Though NewsDay could not obtain Mtetwa’s defence outline at the time of going to print, the lawyer, who worked in Zimbabwe’s Attorney-General’s Office as a prosecutor from 1983 to 1989, in her warned-and-cautioned statement denied the charge.

“I deny the charge,” reads the statement from Mtetwa, who is known across the globe for defending journalists and human rights activists. “I attended the scene of the alleged offence in my capacity as lawyer for Mr Mpofu whose house was being searched.

“I asked for the search warrant and inventory consistent with the details of the search warrant.”

The 2005 winner of the International Press Freedom Award of the Committee to Protect Journalists, Mtetwa added: “The police did not show me the search warrant and by the time of making this statement (1610hrs on March 17) I still have not been shown the search warrant.

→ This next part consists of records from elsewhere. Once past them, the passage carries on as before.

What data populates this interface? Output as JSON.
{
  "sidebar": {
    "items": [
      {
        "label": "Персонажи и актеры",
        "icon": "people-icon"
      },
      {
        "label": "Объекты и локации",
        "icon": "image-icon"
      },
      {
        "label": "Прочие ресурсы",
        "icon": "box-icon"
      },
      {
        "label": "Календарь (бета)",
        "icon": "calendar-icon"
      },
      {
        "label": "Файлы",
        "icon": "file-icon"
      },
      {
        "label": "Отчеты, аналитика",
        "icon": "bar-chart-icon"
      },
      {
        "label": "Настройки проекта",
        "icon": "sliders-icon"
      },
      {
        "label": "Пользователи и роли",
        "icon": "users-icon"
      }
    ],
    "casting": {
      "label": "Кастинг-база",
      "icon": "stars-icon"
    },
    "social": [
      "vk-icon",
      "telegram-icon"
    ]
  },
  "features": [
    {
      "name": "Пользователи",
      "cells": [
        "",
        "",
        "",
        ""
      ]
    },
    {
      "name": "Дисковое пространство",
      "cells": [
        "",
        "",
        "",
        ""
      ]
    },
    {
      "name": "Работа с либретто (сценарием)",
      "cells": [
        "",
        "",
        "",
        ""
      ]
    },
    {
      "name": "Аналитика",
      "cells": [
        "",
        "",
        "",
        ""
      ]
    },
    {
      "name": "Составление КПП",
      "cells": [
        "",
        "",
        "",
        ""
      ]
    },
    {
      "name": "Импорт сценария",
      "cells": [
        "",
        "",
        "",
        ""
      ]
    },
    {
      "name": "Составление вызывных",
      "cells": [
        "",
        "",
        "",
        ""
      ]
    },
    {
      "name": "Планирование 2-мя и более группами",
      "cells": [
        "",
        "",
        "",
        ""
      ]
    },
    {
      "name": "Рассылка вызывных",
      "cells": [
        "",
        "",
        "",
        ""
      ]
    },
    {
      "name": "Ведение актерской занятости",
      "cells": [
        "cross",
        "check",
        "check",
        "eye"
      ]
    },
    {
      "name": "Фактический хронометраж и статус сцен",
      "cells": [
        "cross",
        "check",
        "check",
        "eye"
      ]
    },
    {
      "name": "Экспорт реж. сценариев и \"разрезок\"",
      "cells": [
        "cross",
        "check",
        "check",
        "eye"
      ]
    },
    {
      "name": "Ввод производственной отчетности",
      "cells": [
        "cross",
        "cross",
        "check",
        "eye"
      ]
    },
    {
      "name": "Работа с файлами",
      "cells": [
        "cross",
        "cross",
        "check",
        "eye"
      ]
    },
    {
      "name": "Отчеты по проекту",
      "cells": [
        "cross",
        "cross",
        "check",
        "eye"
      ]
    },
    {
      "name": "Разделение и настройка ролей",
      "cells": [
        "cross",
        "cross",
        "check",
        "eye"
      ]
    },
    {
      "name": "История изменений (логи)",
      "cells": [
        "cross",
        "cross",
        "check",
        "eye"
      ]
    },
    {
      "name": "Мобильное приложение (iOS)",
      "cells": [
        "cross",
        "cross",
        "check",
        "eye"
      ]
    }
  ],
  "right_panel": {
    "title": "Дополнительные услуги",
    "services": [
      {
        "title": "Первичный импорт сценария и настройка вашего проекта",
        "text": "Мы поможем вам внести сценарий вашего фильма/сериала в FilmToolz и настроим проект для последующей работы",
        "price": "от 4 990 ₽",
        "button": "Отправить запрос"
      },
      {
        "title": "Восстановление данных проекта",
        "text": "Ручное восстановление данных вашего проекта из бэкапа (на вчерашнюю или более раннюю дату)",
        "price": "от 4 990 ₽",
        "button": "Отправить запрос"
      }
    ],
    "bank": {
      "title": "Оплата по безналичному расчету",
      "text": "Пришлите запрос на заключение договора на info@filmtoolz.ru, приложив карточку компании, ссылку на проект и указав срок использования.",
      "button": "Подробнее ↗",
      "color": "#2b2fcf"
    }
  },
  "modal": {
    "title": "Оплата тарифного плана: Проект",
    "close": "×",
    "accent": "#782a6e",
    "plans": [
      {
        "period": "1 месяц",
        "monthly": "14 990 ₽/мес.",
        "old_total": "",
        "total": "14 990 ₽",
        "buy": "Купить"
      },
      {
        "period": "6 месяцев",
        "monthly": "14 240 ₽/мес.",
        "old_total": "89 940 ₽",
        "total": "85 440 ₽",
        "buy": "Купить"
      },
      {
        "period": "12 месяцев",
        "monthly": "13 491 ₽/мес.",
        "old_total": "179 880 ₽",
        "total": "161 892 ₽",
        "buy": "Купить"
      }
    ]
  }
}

“I deny that that I obstructed the course of justice in any manner or form. I equally deny taking pictures at the scene of the alleged crime. The police are in fact the ones who obstructed me in discharging my duties as a lawyer.”

Mtetwa has also received several awards from legal organisations. In 2009, the European Bar Human Rights Institute awarded her the Ludovic-Trarieux International Human Rights Prize reserved each year to a lawyer who thoroughout his or her career has illustrated, by activity or suffering, the defence of human rights in the world.

Mtetwa also won the 2010 International Human Rights Award of the American Bar Association. In 2011, she was awarded the Inamori Ethics Prize by Case Western Reserve University in the US.

The firebrand lawyer has since 1989 been in private practice.

A gruelling legal battle is on the cards, with Mtetwa perceiving her latest prosecution as political and meant to silence her.